According to internet lore, behind every meme is a person trying to make somebody laugh. Anuj Nakade is such a person. In a cafe in Pune’s Kalyani Nagar, Nakade is trying to connect his laptop to the wi-fi. “Do you want to go to the junkyard? I won’t budge,” he tells it. The machine yields. Nakade, 22, disappears in it. A student of psychology at Symbiosis, he is also a meme-maker and curator of a series of exhibitions in Goa, titled “Meme Regime”, which explore the importance of memes. Organised by Pune-based TIFA Working Studios, the exhibition will end on May 22. Excerpts from a conversation with Nakade:
How do you define a meme?
The word goes back to 1976. Richard Dawkins coined it because he couldn’t find a term for a trope that travels from society to society but without genetic information, such as cultural information. From a historical perspective, meme is the most amplified and accessible art form ever. There is no aesthetic or structural restriction and platforms and audiences are readily available in a way that has not happened for an art form before. The fact that memes are not serious but we are doing it seriously is a joke. There are deep-fried memes (memes in which a photo or screenshot is passed through so many filters that the original image and its meaning becomes blurred) that are not funny at all.
What have been some of the great memes recently?
Last year, we had several great memes, such as E. It is the face of Markiplier (a YouTuber) plastered on Farquaad, the villain from Shrek, and he is saying E, and that’s it. It is an anti-joke. You don’t want older people to get your joke, that’s why you meme. Cat memes have always been around. In India, there’s Gutka Boy. He is talking about how he will be the PM and make girlfriends mandatory for everybody and so on. It is important to note that 70 percent of the memes we consume are without knowing who made them.
When did you begin?
I have been around since 2007. The entry-level meme I had was Doge. It was based on a Shiba Inu dog, whose picture somebody had posted on the internet. I put a chef’s hat on a Doge and wrote ‘Onion-cut much fry wow’ in colourful text over the picture because I thought it was funny and it got hundreds of likes. You need one initiation meme and then you are sucked in and it is like a spiral. Initially, I used to share memes on Facebook but, eventually, moved on to sites such as Reddit.
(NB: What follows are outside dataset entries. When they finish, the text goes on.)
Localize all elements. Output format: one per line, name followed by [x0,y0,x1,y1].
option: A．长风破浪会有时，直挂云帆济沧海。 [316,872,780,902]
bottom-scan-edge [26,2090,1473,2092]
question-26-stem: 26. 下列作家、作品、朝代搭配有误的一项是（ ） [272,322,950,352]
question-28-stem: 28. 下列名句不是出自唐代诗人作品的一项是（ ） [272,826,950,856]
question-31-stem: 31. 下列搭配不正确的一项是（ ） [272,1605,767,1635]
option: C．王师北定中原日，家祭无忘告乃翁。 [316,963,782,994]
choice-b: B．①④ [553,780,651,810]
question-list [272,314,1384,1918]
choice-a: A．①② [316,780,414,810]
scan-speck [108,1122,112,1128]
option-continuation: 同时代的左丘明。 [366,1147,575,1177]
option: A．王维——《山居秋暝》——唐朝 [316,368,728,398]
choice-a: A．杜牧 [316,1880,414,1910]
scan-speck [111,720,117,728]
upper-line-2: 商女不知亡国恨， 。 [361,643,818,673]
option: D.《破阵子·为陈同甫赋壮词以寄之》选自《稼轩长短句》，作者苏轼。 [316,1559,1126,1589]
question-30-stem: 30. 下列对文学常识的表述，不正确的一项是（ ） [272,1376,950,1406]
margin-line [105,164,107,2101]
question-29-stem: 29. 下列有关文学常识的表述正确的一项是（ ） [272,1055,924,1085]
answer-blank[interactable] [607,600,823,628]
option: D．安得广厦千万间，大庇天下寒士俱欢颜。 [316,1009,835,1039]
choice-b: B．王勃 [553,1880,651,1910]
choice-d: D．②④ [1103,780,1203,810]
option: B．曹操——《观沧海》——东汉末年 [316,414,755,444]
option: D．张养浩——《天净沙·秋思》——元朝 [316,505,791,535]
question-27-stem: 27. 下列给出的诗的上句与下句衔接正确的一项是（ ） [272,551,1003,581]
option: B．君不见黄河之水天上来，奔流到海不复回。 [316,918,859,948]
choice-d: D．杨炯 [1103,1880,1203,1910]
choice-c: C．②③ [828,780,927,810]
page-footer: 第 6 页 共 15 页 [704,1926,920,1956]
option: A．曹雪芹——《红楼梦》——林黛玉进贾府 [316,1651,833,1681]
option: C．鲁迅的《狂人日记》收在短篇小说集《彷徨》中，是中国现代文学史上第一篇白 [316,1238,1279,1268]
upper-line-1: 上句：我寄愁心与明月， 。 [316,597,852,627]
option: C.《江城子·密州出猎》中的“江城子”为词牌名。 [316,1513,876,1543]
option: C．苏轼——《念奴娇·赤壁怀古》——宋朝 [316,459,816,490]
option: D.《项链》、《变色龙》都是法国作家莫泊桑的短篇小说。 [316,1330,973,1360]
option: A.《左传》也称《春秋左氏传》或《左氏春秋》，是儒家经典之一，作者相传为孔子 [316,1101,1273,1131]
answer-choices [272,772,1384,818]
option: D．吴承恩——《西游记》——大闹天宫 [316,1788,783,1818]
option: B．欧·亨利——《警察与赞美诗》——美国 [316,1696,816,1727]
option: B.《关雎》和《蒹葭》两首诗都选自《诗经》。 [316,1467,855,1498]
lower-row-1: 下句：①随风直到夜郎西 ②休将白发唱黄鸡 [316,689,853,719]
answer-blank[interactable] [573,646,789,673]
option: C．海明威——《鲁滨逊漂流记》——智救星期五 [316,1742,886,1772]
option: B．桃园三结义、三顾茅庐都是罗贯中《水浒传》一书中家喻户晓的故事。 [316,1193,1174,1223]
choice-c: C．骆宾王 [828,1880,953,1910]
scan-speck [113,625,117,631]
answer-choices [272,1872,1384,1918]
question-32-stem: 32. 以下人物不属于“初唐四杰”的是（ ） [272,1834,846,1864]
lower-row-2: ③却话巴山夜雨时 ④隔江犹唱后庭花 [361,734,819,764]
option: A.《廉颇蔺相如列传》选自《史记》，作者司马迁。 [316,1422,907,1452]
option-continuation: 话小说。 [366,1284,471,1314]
What explains the popularity of memes?
One of the reasons for the popularity of memes is the information overload. The kids know too much for their age. All information is given by the internet and there is no room to grow psychologically. There’s a meme called Doomer Boomer Zoomer Bloomer. A Boomer and a Bloomer are, respectively, an extremely old or an extremely young person. They stay happy and give benign advice to people, such as ‘Stay Happy’. Then, there are people who know that some things are not in your control, such as the way you feel. If this makes you sad, you are a Doomer and if it makes you happy, you are a Bloomer.
What does the exhibition “Meme Regime” feature?
One of the aims of the exhibition is to set a precedent for memes to be recognised as a legitimate art form. There is a curatorial walk, where visual and audio aspects of memes are explained, from the old jokes to historical landmarks. We have also organised talks about ‘memesters’ (people who make memes) and Q&A sessions.
What is the lifetime of a meme?
There are different tiers in memes. A Tier II to Tier III meme is one that will live around a month. A Tier IV is one that will die quickly — a week is what I will give it. There are super memes, which are relevant at a particular time, such as the (American YouTube star) James Charles’ scandal at present. Game of Thrones and Avengers will always have memes. Spongebob, Minecraft and Halo memes will come and go but not disappear.